Now, it's her economic convictions she's determined to frame this contest around. And her analysis of government economic failure was broader this morning than it has been until now.
She's previously criticised the cuts in public spending during David Cameron's time as prime minister.
So what would have been her approach then? More borrowing, as she advocates now? And where does she see the limit of borrowing?
These questions matter as the overall coherence of her economic strategy is scrutinised.
Ms Truss and Mr Sunak emerged as the final candidates after Ms Truss overtook Trade minister Penny Mordaunt, at one point the favourite, to secure second place in the final ballot of Tory MPs.
Mr Sunak, who consistently led among MPs, topped the ballot with 137 votes. But polls suggest he is less popular among the Conservative Party membership.
The two finalists will now set out their stalls at 12 hustings to be held around the UK. The first will take place in Leeds on 28 July, while the last will be in London on 31 August.
In her first broadcast interview of the leadership campaign, Ms Truss told the BBC she was "wrong" in the 2016 Brexit referendum, when she backed Remain.
"Some of the portents of doom didn't happen and instead we have actually unleashed new opportunities [after Brexit]," she said.
The political track record of Ms Truss - who was previously a member of the Liberal Democrats - has come under scrutiny during the leadership campaign.
Challenged on her conviction as an MP, and whether she would change her mind in the future, Ms Truss said she had developed her ideas as a politician throughout her life.
She has positioned herself as a "tax-cutting, enterprise-boosting, business-friendly" Conservative, in the mould of her political icon, former Tory Prime Minister Margaret Thatcher.
But in the BBC interview, she sought to distance herself from Lady Thatcher, who was prime minister from 1979 to 1990, insisting "I am my own person".
In his Telegraph column, Mr Sunak insisted he was a "Thatcherite" as he attempted to convince Tory members of his Conservative credentials.

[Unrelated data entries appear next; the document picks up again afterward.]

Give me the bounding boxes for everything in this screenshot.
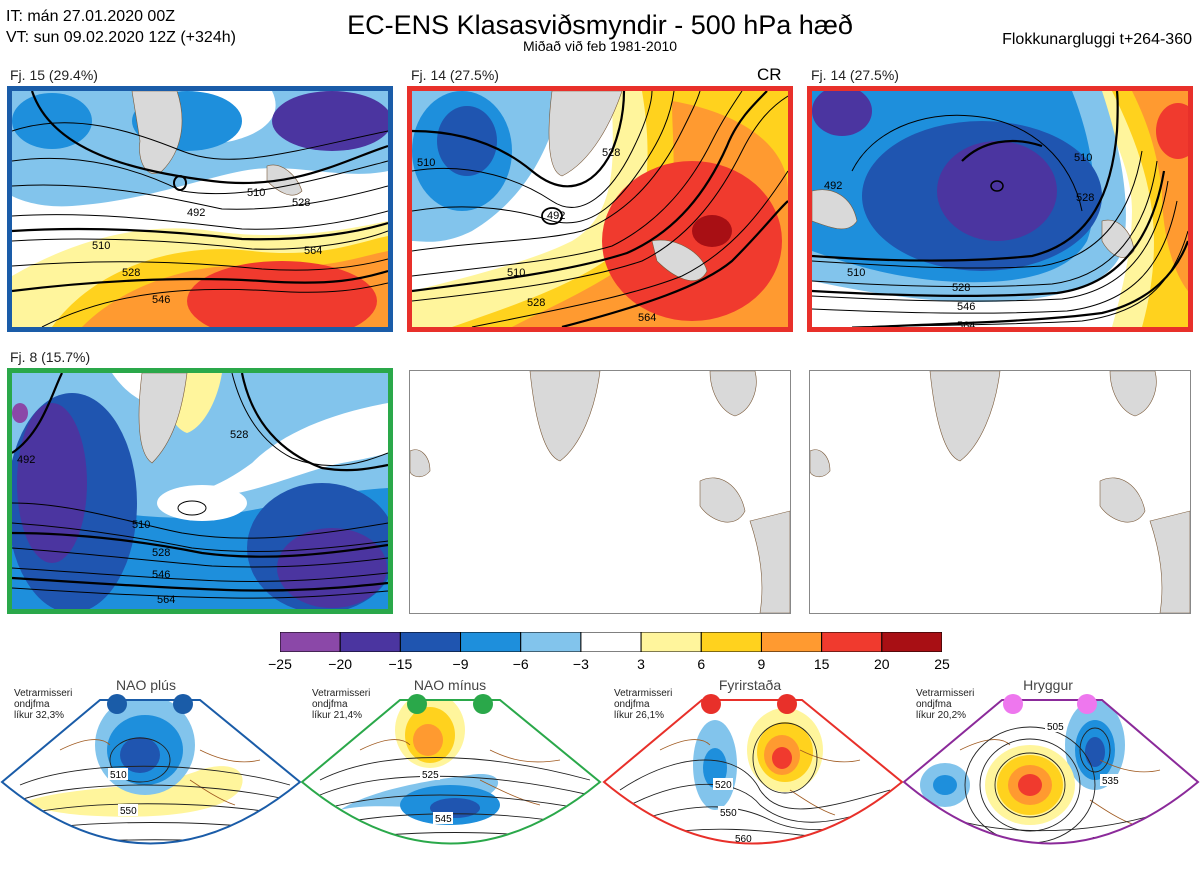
contour-label: 510: [847, 267, 865, 279]
colorbar-swatch: [460, 631, 522, 653]
colorbar-tick-label: −20: [328, 656, 353, 672]
regime-2-marker: [473, 694, 493, 714]
colorbar-tick-label: −15: [388, 656, 413, 672]
colorbar-tick-label: 3: [637, 656, 645, 672]
colorbar-swatch: [520, 631, 582, 653]
regime-4-note: Vetrarmisseri ondjfma líkur 20,2%: [916, 688, 975, 721]
panel-2-label: Fj. 14 (27.5%): [411, 67, 499, 83]
contour-label: 528: [952, 282, 970, 294]
regime-3-title: Fyrirstaða: [718, 677, 782, 693]
contour-label: 528: [292, 197, 310, 209]
contour-label: 564: [304, 245, 322, 257]
contour-label: 492: [17, 454, 35, 466]
regime-1-note: Vetrarmisseri ondjfma líkur 32,3%: [14, 688, 73, 721]
contour-label: 492: [824, 180, 842, 192]
init-time: IT: mán 27.01.2020 00Z: [6, 8, 175, 25]
contour-label: 528: [527, 297, 545, 309]
contour-label: 528: [1076, 192, 1094, 204]
regime-contour-label: 505: [1047, 722, 1064, 733]
contour-label: 528: [122, 267, 140, 279]
colorbar-swatch: [580, 631, 642, 653]
colorbar-tick-label: 20: [874, 656, 890, 672]
panel-1-label: Fj. 15 (29.4%): [10, 67, 98, 83]
contour-label: 510: [507, 267, 525, 279]
panel-2-tag: CR: [757, 65, 782, 84]
regime-contour-label: 510: [110, 770, 127, 781]
colorbar-swatch: [279, 631, 341, 653]
regime-contour-label: 550: [720, 808, 737, 819]
contour-label: 510: [247, 187, 265, 199]
colorbar-swatch: [760, 631, 823, 653]
colorbar-swatch: [881, 631, 943, 653]
contour-label: 510: [1074, 152, 1092, 164]
classification-window: Flokkunargluggi t+264-360: [1002, 31, 1192, 48]
regime-contour-label: 560: [735, 834, 752, 845]
cluster-map-1: 492 510 528 546 564 510 528: [7, 86, 393, 332]
regime-3-marker: [777, 694, 797, 714]
regime-maps: 510 550 525 545 565: [0, 690, 1200, 871]
colorbar-tick-label: −3: [572, 656, 589, 672]
regime-1-marker: [173, 694, 193, 714]
colorbar-tick-label: −25: [268, 656, 292, 672]
regime-4-title: Hryggur: [1023, 677, 1073, 693]
contour-label: 564: [157, 594, 175, 606]
regime-3-marker: [701, 694, 721, 714]
colorbar-swatch: [399, 631, 462, 653]
regime-4-marker: [1003, 694, 1023, 714]
colorbar: [279, 631, 943, 653]
regime-contour-label: 545: [435, 814, 452, 825]
cluster-map-4: 492 510 528 546 564 528: [7, 368, 393, 614]
colorbar-swatch: [339, 631, 401, 653]
cluster-map-3: 492 510 528 546 564 510 528: [807, 86, 1193, 332]
regime-contour-label: 535: [1102, 776, 1119, 787]
regime-contour-label: 520: [715, 780, 732, 791]
contour-label: 510: [92, 240, 110, 252]
header-info: IT: mán 27.01.2020 00Z VT: sun 09.02.202…: [6, 6, 236, 48]
regime-2-title: NAO mínus: [413, 677, 487, 693]
contour-label: 546: [152, 294, 170, 306]
colorbar-swatch: [821, 631, 883, 653]
colorbar-tick-label: −6: [512, 656, 529, 672]
contour-label: 546: [152, 569, 170, 581]
regime-1-title: NAO plús: [116, 677, 176, 693]
colorbar-tick-label: 15: [813, 656, 830, 672]
contour-label: 492: [547, 210, 565, 222]
panel-4-label: Fj. 8 (15.7%): [10, 349, 91, 365]
regime-2-marker: [407, 694, 427, 714]
contour-label: 528: [152, 547, 170, 559]
panel-3-label: Fj. 14 (27.5%): [811, 67, 899, 83]
valid-time: VT: sun 09.02.2020 12Z (+324h): [6, 29, 236, 46]
contour-label: 546: [957, 301, 975, 313]
contour-label: 510: [417, 157, 435, 169]
colorbar-tick-label: 9: [757, 656, 766, 672]
page-subtitle: Miðað við feb 1981-2010: [522, 38, 678, 54]
colorbar-swatches: [279, 631, 943, 653]
empty-map-5: [409, 370, 791, 614]
contour-label: 510: [132, 519, 150, 531]
colorbar-tick-label: 25: [934, 656, 950, 672]
regime-2-note: Vetrarmisseri ondjfma líkur 21,4%: [312, 688, 371, 721]
contour-label: 528: [230, 429, 248, 441]
contour-label: 528: [602, 147, 620, 159]
regime-4-marker: [1077, 694, 1097, 714]
colorbar-swatch: [640, 631, 702, 653]
regime-contour-label: 550: [120, 806, 137, 817]
contour-label: 564: [957, 320, 975, 327]
colorbar-swatch: [700, 631, 762, 653]
regime-1-marker: [107, 694, 127, 714]
empty-map-6: [809, 370, 1191, 614]
regime-3-note: Vetrarmisseri ondjfma líkur 26,1%: [614, 688, 673, 721]
colorbar-tick-label: −9: [452, 656, 469, 672]
contour-label: 564: [638, 312, 656, 324]
regime-contour-label: 565: [445, 850, 462, 861]
contour-label: 492: [187, 207, 205, 219]
page-title: EC-ENS Klasasviðsmyndir - 500 hPa hæð: [347, 10, 853, 40]
regime-contour-label: 525: [422, 770, 439, 781]
cluster-map-2: 492 510 528 546 564 510 528: [407, 86, 793, 332]
colorbar-tick-label: 6: [697, 656, 706, 672]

Mrs Thatcher's trademark policies were tight control of the money supply to tame inflation, privatisations of state-owned companies, and tax cuts to boost enterprise.
The former chancellor has insisted the tax burden - the highest for 70 years - is the result of the pandemic and the unprecedented levels of government intervention required to steer the country through a public health emergency.
Mr Sunak wrote: "My values are Thatcherite. I believe in hard work, family and integrity.
"I am a Thatcherite, I am running as a Thatcherite and I will govern as a Thatcherite."
Former housing minister Robert Jenrick - a supporter of Mr Sunak - said the former chancellor would be a "Thatcherite candidate", as he raised concerns about Ms Truss's economic policies.
"It is the antithesis of Thatcherism to be going around making unfunded tax pledges merely to win a leadership contest," Mr Jenrick said.
But backbench Tory MP Michael Fabricant - who has backed Ms Truss - said the foreign secretary had some "very good ideas on the economy".
He said: "In that respect, while Rishi seems to have some good ideas, why didn't he put them in place during the 12 months or more that he was chancellor?"